Business Objects, Cognos strengthen offerings

As demand for standardized business information (BI) tools grows, vendors are rushing to build or buy technology to strengthen their offerings.

Business Objects SA last week set the wheels in motion to acquire Crystal Decisions Inc. for US$820 million in cash and stock, giving the company far greater reporting functionality.

Meanwhile, BI rival Cognos is developing additional reporting functionality for its suite. Ottawa-based Cognos has a product called ReportNet in beta with key customers and expects to launch it in the fall. It includes production reporting and is expected to integrate with the entire Cognos Enterprise BI Suite, including scorecards, dashboards, OLAP and alerts, according to a Cognos spokesperson.

In contrast, Business Objects’ planned acquisition of Crystal Decisions will add to its stable one of the most widely used enterprise reporting technologies. A run-time version of Crystal Reports is embedded in thousands of enterprise applications.

“There are reports that you can author with Crystal Decisions that you can’t author in Business Objects,” said Dave Kellogg, senior group vice-president of worldwide marketing at Business Objects in San Jose.

Customers are asking for more functionality in BI toolsets, according to Henry Morris, group vice president for applications and information access at IDC in Framingham, Mass.

Business Objects said the acquisition will enable it to deliver a single administration structure, a single structure for security, and a single report repository, in addition to query generators and semantic layers.

However, SEC rules restrict the company from offering details until the deal is complete, said Bill Hostmann, a senior analyst at Gartner in San Francisco.

One systems integrator thinks the two product lines will integrate smoothly.

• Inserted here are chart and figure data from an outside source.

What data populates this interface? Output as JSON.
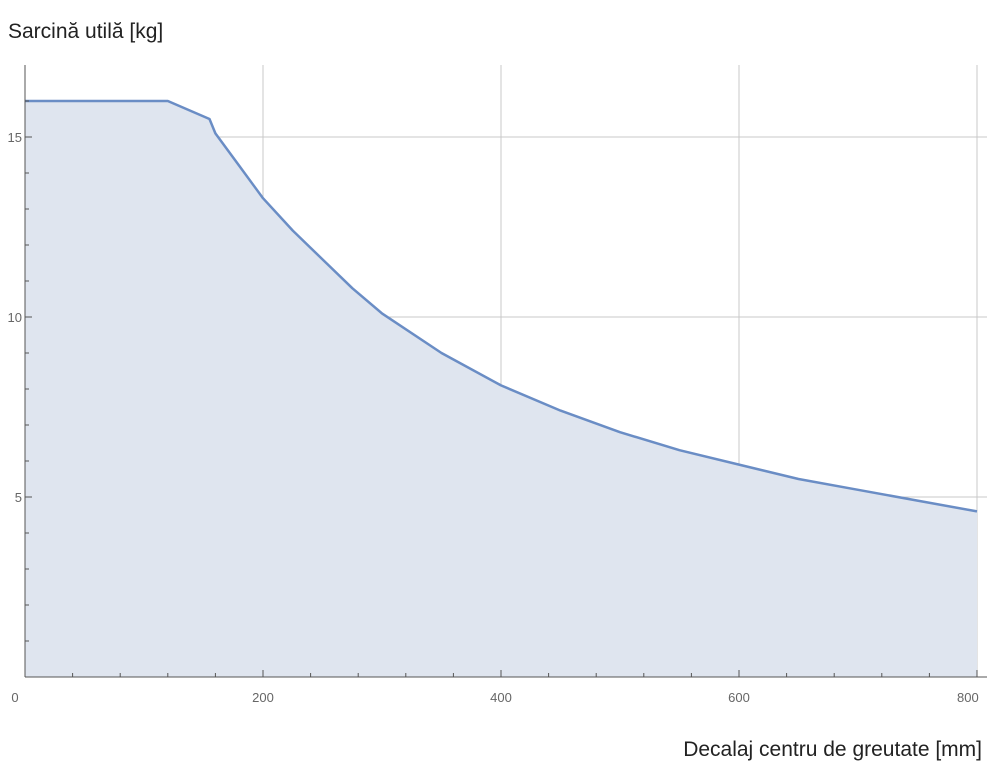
{
  "chart_data": {
    "type": "area",
    "title": "",
    "ylabel": "Sarcină utilă [kg]",
    "xlabel": "Decalaj centru de greutate [mm]",
    "xlim": [
      0,
      800
    ],
    "ylim": [
      0,
      17
    ],
    "x_ticks": [
      0,
      200,
      400,
      600,
      800
    ],
    "y_ticks": [
      5,
      10,
      15
    ],
    "grid": true,
    "colors": {
      "line": "#6a8dc5",
      "fill": "#dfe5ef",
      "grid": "#c8c8c8",
      "axis": "#555555"
    },
    "series": [
      {
        "x": [
          0,
          120,
          155,
          160,
          180,
          200,
          225,
          250,
          275,
          300,
          350,
          400,
          450,
          500,
          550,
          600,
          650,
          700,
          750,
          800
        ],
        "y": [
          16.0,
          16.0,
          15.5,
          15.1,
          14.2,
          13.3,
          12.4,
          11.6,
          10.8,
          10.1,
          9.0,
          8.1,
          7.4,
          6.8,
          6.3,
          5.9,
          5.5,
          5.2,
          4.9,
          4.6
        ]
      }
    ]
  }
}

“They are complementary to each, and the technologies are easily accessible,” said Jose Gonzalez, president of Accelerated Consulting Group in Ft. Lauderdale, Fla. “Crystal Decisions technology going forward is .Net based, and that makes for easy integration from an XML standpoint. Business Objects has also made its move to support XML.”

The integration effort is likely to take 12 to 18 months, once the acquisition happens and product plans for 2005 are set, Hostmann said.